Kogan was part of a Premier League triumvirate with Richard Scudamore, the then executive chair, and the legal adviser Nick West largely responsible for creating a TV rights sales process now worth £3bn a year, but concerns raised by some EFL clubs that he will be a Premier League plant appear misguided.
The Premier League ended Kogan’s consultancy contract in 2015 and last year he played an important role in negotiating the WSL’s £65m deal with Sky. “To portray him as a Premier League stooge is unfair,” a source said. “He’s worked for the EFL as well, and has spent longer outside the Premier League tent than in it.”
Kogan’s ability to get on with both parties is likely to be crucial because his first task will be to help them reach a financial settlement. After three years of talks the Premier League was last year ready to offer the EFL £900m over five seasons but their clubs could not agree how it should be paid for, so the negotiations stalled. “It’s very simple, he just has to get the deal done,” a government source said.
Tracey Crouch’s main recommendations, though, from the fan-led review published in November 2021 were based on protecting the interests of supporters and safeguarding community assets, which are not Kogan’s specialist areas. “Have they got the person they set out to and fulfilled their terms of reference?” a source who gave evidence to the review said. “David is someone who has made millions out of moving kick-off times around for TV.”
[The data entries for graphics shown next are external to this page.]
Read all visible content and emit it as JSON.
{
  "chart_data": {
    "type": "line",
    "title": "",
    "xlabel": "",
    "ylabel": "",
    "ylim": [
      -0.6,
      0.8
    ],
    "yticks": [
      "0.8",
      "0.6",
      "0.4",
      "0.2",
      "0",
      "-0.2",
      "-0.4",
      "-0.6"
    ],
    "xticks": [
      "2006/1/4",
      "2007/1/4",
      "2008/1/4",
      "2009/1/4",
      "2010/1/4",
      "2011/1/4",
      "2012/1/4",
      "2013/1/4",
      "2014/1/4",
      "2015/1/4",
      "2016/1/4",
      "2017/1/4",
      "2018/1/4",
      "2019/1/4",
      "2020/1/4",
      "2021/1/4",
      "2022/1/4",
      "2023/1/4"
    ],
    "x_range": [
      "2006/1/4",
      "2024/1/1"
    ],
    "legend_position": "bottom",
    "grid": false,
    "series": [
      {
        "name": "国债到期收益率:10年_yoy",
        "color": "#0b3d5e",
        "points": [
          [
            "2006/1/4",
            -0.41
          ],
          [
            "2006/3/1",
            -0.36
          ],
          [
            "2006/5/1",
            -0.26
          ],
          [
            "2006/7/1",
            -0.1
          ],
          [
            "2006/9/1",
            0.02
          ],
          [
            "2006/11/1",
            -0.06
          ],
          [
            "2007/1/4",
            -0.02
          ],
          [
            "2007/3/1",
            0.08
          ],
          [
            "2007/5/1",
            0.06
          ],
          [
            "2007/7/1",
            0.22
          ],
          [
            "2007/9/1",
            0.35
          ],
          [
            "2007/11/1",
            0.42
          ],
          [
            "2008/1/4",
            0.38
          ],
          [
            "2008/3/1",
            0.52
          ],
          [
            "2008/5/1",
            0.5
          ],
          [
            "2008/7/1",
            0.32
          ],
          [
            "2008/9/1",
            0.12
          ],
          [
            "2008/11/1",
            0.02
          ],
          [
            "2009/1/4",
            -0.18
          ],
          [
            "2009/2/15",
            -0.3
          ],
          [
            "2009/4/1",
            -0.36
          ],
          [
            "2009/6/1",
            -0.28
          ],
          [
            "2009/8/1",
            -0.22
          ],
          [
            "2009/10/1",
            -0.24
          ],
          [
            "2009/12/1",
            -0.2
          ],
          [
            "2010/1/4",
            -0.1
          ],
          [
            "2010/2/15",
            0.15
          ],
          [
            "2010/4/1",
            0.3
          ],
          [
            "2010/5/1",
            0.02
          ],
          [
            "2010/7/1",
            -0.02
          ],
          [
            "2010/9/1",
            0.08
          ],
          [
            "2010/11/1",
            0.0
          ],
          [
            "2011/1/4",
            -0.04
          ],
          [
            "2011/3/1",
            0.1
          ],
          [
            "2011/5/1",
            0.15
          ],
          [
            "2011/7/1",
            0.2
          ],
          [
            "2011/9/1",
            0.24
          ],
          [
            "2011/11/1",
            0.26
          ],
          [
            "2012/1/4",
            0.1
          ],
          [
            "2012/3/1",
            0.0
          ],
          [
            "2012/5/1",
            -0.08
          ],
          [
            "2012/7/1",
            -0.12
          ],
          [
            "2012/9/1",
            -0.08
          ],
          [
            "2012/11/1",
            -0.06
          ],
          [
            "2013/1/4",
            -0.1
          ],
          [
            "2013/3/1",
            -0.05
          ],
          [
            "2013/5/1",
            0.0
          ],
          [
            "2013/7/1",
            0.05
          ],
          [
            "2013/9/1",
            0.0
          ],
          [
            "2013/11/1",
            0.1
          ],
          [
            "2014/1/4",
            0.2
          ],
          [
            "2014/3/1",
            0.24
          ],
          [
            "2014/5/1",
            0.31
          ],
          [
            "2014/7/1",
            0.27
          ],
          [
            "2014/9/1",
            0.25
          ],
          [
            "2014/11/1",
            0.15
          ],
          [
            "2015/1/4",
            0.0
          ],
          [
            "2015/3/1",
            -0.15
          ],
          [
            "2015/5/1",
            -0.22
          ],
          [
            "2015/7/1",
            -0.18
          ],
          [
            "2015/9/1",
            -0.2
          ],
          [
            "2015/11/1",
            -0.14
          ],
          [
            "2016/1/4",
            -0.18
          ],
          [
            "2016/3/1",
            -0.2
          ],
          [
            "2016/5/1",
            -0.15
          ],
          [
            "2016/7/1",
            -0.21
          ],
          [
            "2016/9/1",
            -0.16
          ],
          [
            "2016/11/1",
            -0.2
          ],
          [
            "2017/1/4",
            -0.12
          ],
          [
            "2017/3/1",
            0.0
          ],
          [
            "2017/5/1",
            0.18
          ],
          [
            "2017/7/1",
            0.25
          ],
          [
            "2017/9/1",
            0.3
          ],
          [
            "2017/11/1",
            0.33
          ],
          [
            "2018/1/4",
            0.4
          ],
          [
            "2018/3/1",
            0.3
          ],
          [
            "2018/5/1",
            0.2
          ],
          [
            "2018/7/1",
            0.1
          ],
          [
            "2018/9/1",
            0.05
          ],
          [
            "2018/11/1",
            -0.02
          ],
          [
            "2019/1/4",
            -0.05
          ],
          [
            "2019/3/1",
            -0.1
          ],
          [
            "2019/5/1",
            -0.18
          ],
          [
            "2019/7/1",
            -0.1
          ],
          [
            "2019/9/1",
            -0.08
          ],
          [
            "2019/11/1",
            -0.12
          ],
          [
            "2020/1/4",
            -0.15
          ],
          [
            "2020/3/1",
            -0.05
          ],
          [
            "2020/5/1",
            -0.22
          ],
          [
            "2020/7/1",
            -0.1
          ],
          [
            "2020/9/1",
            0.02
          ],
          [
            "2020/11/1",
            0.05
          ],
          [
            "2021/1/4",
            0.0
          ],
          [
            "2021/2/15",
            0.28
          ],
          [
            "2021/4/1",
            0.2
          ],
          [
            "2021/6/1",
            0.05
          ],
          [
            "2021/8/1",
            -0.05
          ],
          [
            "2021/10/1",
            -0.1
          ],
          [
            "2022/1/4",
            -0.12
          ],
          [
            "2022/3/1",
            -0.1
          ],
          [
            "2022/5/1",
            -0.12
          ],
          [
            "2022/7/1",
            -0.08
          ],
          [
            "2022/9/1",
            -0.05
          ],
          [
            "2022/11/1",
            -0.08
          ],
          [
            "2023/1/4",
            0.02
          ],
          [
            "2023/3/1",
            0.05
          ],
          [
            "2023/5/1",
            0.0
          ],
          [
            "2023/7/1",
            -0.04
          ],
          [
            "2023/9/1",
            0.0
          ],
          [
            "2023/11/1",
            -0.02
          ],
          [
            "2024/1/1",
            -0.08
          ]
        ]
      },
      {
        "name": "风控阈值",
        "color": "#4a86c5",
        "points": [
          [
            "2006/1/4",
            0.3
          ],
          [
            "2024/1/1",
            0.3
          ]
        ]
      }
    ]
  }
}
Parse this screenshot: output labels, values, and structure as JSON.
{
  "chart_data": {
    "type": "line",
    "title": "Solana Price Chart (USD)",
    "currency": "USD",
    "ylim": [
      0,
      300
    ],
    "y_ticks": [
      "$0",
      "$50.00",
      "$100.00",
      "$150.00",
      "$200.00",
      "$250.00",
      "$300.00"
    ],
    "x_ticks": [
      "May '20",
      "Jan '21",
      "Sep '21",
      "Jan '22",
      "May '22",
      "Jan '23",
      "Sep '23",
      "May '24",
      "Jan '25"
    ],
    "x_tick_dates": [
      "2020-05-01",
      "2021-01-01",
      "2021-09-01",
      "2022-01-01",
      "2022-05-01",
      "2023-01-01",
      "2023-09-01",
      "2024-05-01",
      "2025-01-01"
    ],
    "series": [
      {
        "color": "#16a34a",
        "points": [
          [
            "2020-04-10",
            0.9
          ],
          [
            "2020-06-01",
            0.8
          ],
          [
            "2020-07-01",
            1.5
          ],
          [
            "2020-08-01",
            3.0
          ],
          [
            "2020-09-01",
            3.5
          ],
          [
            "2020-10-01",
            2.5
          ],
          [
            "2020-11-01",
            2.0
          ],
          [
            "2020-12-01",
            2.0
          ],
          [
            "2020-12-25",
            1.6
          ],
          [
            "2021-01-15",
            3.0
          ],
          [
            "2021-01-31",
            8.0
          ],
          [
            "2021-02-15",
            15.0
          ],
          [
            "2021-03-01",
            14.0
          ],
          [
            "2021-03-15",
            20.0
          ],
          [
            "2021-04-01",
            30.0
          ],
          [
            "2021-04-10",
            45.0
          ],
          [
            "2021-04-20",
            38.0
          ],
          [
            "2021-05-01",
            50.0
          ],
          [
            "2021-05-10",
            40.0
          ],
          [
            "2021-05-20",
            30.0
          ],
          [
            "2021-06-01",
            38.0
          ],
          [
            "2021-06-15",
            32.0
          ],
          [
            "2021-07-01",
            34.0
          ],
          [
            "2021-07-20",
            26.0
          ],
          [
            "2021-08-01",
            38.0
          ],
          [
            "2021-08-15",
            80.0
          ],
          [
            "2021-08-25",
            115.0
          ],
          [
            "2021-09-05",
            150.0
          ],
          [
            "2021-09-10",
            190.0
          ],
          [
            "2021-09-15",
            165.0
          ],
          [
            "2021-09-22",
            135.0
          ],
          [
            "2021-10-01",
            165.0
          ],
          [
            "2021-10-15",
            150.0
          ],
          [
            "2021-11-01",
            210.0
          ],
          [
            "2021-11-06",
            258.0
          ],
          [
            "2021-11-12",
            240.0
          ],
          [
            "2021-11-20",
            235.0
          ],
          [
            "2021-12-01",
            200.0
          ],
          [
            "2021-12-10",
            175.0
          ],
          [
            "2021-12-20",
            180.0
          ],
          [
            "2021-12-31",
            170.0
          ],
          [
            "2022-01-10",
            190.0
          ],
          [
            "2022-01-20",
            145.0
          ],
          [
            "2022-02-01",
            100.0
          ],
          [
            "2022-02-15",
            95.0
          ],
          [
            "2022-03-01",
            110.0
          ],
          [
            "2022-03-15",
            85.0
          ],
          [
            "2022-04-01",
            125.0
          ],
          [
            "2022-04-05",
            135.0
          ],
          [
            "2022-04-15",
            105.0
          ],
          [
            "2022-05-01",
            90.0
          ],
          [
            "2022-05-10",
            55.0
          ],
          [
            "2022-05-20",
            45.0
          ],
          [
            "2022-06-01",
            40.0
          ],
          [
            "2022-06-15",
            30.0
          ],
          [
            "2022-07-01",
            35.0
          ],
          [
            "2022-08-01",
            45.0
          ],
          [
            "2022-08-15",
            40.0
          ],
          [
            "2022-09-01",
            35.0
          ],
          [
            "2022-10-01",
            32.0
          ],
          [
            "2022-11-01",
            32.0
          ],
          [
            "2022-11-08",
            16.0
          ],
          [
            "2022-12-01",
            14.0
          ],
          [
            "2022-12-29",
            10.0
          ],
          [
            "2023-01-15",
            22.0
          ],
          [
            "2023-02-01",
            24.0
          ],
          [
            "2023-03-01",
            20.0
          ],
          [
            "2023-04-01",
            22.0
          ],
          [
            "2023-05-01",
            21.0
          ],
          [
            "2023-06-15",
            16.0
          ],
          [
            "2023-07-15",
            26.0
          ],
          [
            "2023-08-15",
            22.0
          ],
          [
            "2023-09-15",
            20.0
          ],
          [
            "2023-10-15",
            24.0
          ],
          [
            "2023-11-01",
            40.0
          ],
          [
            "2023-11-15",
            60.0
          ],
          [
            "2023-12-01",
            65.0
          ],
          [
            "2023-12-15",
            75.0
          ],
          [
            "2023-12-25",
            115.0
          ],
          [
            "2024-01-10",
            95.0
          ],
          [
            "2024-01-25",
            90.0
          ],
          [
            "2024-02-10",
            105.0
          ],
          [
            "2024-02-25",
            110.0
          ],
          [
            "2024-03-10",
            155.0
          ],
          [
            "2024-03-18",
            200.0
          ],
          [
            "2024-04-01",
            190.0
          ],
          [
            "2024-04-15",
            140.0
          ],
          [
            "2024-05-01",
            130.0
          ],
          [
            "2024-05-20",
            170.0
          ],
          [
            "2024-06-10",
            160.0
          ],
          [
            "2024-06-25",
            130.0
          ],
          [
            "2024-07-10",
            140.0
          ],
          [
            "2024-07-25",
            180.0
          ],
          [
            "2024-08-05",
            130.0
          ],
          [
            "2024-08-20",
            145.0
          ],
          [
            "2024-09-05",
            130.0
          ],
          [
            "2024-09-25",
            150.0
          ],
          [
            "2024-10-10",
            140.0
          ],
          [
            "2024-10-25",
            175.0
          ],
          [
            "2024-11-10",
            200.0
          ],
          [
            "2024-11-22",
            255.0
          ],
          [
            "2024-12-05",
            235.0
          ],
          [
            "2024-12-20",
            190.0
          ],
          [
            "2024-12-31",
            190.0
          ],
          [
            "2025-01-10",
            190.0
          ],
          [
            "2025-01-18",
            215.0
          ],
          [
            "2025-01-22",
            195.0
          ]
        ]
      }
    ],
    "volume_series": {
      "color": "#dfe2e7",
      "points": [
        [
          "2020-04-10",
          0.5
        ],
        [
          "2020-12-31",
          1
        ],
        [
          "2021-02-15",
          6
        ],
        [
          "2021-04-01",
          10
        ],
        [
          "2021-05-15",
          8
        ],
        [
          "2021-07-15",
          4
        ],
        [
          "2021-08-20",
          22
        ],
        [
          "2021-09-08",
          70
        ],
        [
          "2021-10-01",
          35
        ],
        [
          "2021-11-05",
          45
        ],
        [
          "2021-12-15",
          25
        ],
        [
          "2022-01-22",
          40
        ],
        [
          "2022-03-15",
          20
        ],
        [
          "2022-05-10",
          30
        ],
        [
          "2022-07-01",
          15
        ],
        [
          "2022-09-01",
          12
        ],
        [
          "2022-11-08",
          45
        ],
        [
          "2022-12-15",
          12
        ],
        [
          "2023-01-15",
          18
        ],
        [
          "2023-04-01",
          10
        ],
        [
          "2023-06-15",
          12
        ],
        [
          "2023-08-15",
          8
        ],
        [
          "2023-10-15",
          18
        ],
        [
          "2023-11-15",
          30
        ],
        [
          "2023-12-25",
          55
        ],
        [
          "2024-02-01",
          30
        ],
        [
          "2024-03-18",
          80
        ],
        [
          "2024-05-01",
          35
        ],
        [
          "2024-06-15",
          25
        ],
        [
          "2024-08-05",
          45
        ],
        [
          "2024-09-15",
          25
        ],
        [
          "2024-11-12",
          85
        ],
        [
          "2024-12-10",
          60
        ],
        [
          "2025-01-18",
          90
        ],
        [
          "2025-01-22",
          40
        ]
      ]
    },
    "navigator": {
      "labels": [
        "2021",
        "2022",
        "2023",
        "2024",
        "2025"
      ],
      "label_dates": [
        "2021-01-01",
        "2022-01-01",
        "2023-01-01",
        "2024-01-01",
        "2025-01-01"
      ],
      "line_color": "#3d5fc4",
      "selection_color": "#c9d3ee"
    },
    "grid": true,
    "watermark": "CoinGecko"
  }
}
The appointment by Kogan of a more fan-focused chief executive could address this issue, and that role is likely to prove more significant in the long run.
Kevin Miles, the chief executive of the Football Supporters’ Association, is happy enough with the appointment, having met Kogan briefly in parliament last month. “It seems a pretty robust appointment,” Miles said. “The job is not for someone who will be pushed around. From our brief conversation he seemed to genuinely believe in the need for a regulator.”